# 444 repower



## rennerscott (Sep 12, 2010)

engine arrrived today. intalled and wired it. fired on 3rd crank. replaced a tired K321 which is long overdue for a rebuild, next project.


----------



## Rattosh51 (Sep 10, 2008)

Nice, let's see some pics of it!!


----------



## rennerscott (Sep 12, 2010)

pics are located in pictures and albums under User CP


----------



## rennerscott (Sep 12, 2010)

Rattosh51 said:


> Nice, let's see some pics of it!!


Here are some pics of the motor installed.


----------



## Hoodoo Valley (Nov 14, 2006)

Nice install Rennerscott! Is this the original engine type or an update?


----------



## rennerscott (Sep 12, 2010)

this a briggs and stratton vangaurd repower


----------



## Hoodoo Valley (Nov 14, 2006)

Sure looks good and I bet it runs pretty nice too!


----------



## dangeroustoys56 (Jul 26, 2010)

New motor looks right at home there , almost like it came with it from the factory.
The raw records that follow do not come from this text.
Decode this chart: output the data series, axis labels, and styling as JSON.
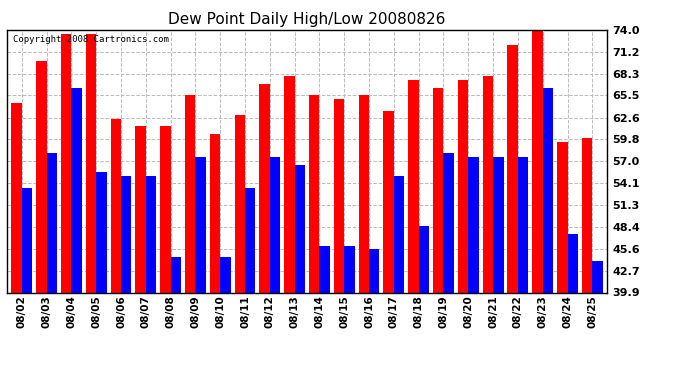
{
  "title": "Dew Point Daily High/Low 20080826",
  "copyright": "Copyright 2008 Cartronics.com",
  "dates": [
    "08/02",
    "08/03",
    "08/04",
    "08/05",
    "08/06",
    "08/07",
    "08/08",
    "08/09",
    "08/10",
    "08/11",
    "08/12",
    "08/13",
    "08/14",
    "08/15",
    "08/16",
    "08/17",
    "08/18",
    "08/19",
    "08/20",
    "08/21",
    "08/22",
    "08/23",
    "08/24",
    "08/25"
  ],
  "highs": [
    64.5,
    70.0,
    73.5,
    73.5,
    62.5,
    61.5,
    61.5,
    65.5,
    60.5,
    63.0,
    67.0,
    68.0,
    65.5,
    65.0,
    65.5,
    63.5,
    67.5,
    66.5,
    67.5,
    68.0,
    72.0,
    74.0,
    59.5,
    60.0
  ],
  "lows": [
    53.5,
    58.0,
    66.5,
    55.5,
    55.0,
    55.0,
    44.5,
    57.5,
    44.5,
    53.5,
    57.5,
    56.5,
    46.0,
    46.0,
    45.5,
    55.0,
    48.5,
    58.0,
    57.5,
    57.5,
    57.5,
    66.5,
    47.5,
    44.0
  ],
  "high_color": "#FF0000",
  "low_color": "#0000FF",
  "bg_color": "#FFFFFF",
  "grid_color": "#BBBBBB",
  "yticks": [
    39.9,
    42.7,
    45.6,
    48.4,
    51.3,
    54.1,
    57.0,
    59.8,
    62.6,
    65.5,
    68.3,
    71.2,
    74.0
  ],
  "ymin": 39.9,
  "ymax": 74.0,
  "bar_width": 0.42,
  "title_fontsize": 11
}
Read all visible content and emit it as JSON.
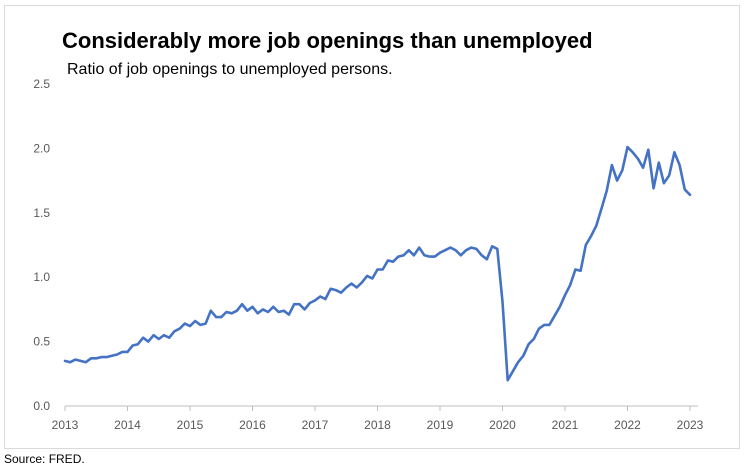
{
  "chart_data": {
    "type": "line",
    "title": "Considerably more job openings than unemployed",
    "subtitle": "Ratio of job openings to unemployed persons.",
    "source": "Source: FRED.",
    "xlabel": "",
    "ylabel": "",
    "ylim": [
      0,
      2.5
    ],
    "yticks": [
      "0.0",
      "0.5",
      "1.0",
      "1.5",
      "2.0",
      "2.5"
    ],
    "xticks": [
      "2013",
      "2014",
      "2015",
      "2016",
      "2017",
      "2018",
      "2019",
      "2020",
      "2021",
      "2022",
      "2023"
    ],
    "grid": false,
    "line_color": "#4472c4",
    "x": [
      2013.0,
      2013.083,
      2013.167,
      2013.25,
      2013.333,
      2013.417,
      2013.5,
      2013.583,
      2013.667,
      2013.75,
      2013.833,
      2013.917,
      2014.0,
      2014.083,
      2014.167,
      2014.25,
      2014.333,
      2014.417,
      2014.5,
      2014.583,
      2014.667,
      2014.75,
      2014.833,
      2014.917,
      2015.0,
      2015.083,
      2015.167,
      2015.25,
      2015.333,
      2015.417,
      2015.5,
      2015.583,
      2015.667,
      2015.75,
      2015.833,
      2015.917,
      2016.0,
      2016.083,
      2016.167,
      2016.25,
      2016.333,
      2016.417,
      2016.5,
      2016.583,
      2016.667,
      2016.75,
      2016.833,
      2016.917,
      2017.0,
      2017.083,
      2017.167,
      2017.25,
      2017.333,
      2017.417,
      2017.5,
      2017.583,
      2017.667,
      2017.75,
      2017.833,
      2017.917,
      2018.0,
      2018.083,
      2018.167,
      2018.25,
      2018.333,
      2018.417,
      2018.5,
      2018.583,
      2018.667,
      2018.75,
      2018.833,
      2018.917,
      2019.0,
      2019.083,
      2019.167,
      2019.25,
      2019.333,
      2019.417,
      2019.5,
      2019.583,
      2019.667,
      2019.75,
      2019.833,
      2019.917,
      2020.0,
      2020.083,
      2020.167,
      2020.25,
      2020.333,
      2020.417,
      2020.5,
      2020.583,
      2020.667,
      2020.75,
      2020.833,
      2020.917,
      2021.0,
      2021.083,
      2021.167,
      2021.25,
      2021.333,
      2021.417,
      2021.5,
      2021.583,
      2021.667,
      2021.75,
      2021.833,
      2021.917,
      2022.0,
      2022.083,
      2022.167,
      2022.25,
      2022.333,
      2022.417,
      2022.5,
      2022.583,
      2022.667,
      2022.75,
      2022.833,
      2022.917,
      2023.0
    ],
    "y": [
      0.35,
      0.34,
      0.36,
      0.35,
      0.34,
      0.37,
      0.37,
      0.38,
      0.38,
      0.39,
      0.4,
      0.42,
      0.42,
      0.47,
      0.48,
      0.53,
      0.5,
      0.55,
      0.52,
      0.55,
      0.53,
      0.58,
      0.6,
      0.64,
      0.62,
      0.66,
      0.63,
      0.64,
      0.74,
      0.69,
      0.69,
      0.73,
      0.72,
      0.74,
      0.79,
      0.74,
      0.77,
      0.72,
      0.75,
      0.73,
      0.77,
      0.73,
      0.74,
      0.71,
      0.79,
      0.79,
      0.75,
      0.8,
      0.82,
      0.85,
      0.83,
      0.91,
      0.9,
      0.88,
      0.92,
      0.95,
      0.92,
      0.96,
      1.01,
      0.99,
      1.06,
      1.06,
      1.13,
      1.12,
      1.16,
      1.17,
      1.21,
      1.17,
      1.23,
      1.17,
      1.16,
      1.16,
      1.19,
      1.21,
      1.23,
      1.21,
      1.17,
      1.21,
      1.23,
      1.22,
      1.17,
      1.14,
      1.24,
      1.22,
      0.81,
      0.2,
      0.27,
      0.34,
      0.39,
      0.48,
      0.52,
      0.6,
      0.63,
      0.63,
      0.7,
      0.77,
      0.86,
      0.94,
      1.06,
      1.05,
      1.25,
      1.32,
      1.4,
      1.53,
      1.67,
      1.87,
      1.75,
      1.83,
      2.01,
      1.97,
      1.92,
      1.85,
      1.99,
      1.69,
      1.89,
      1.73,
      1.79,
      1.97,
      1.87,
      1.68,
      1.64
    ]
  }
}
Nice work.


----------



## fordgmc (May 5, 2011)

*repower*

Great looking install . Where did you purchase your repower kit ? Does the hood fit on over the engine or did you have to modify . Do you have any pics with the hood on ?
How does the vangaurd run and what do you use your tractor for?
thanks Dan


----------



## mclemmy (May 21, 2011)

Very Nice, did you have to make many mods to make it fit?


----------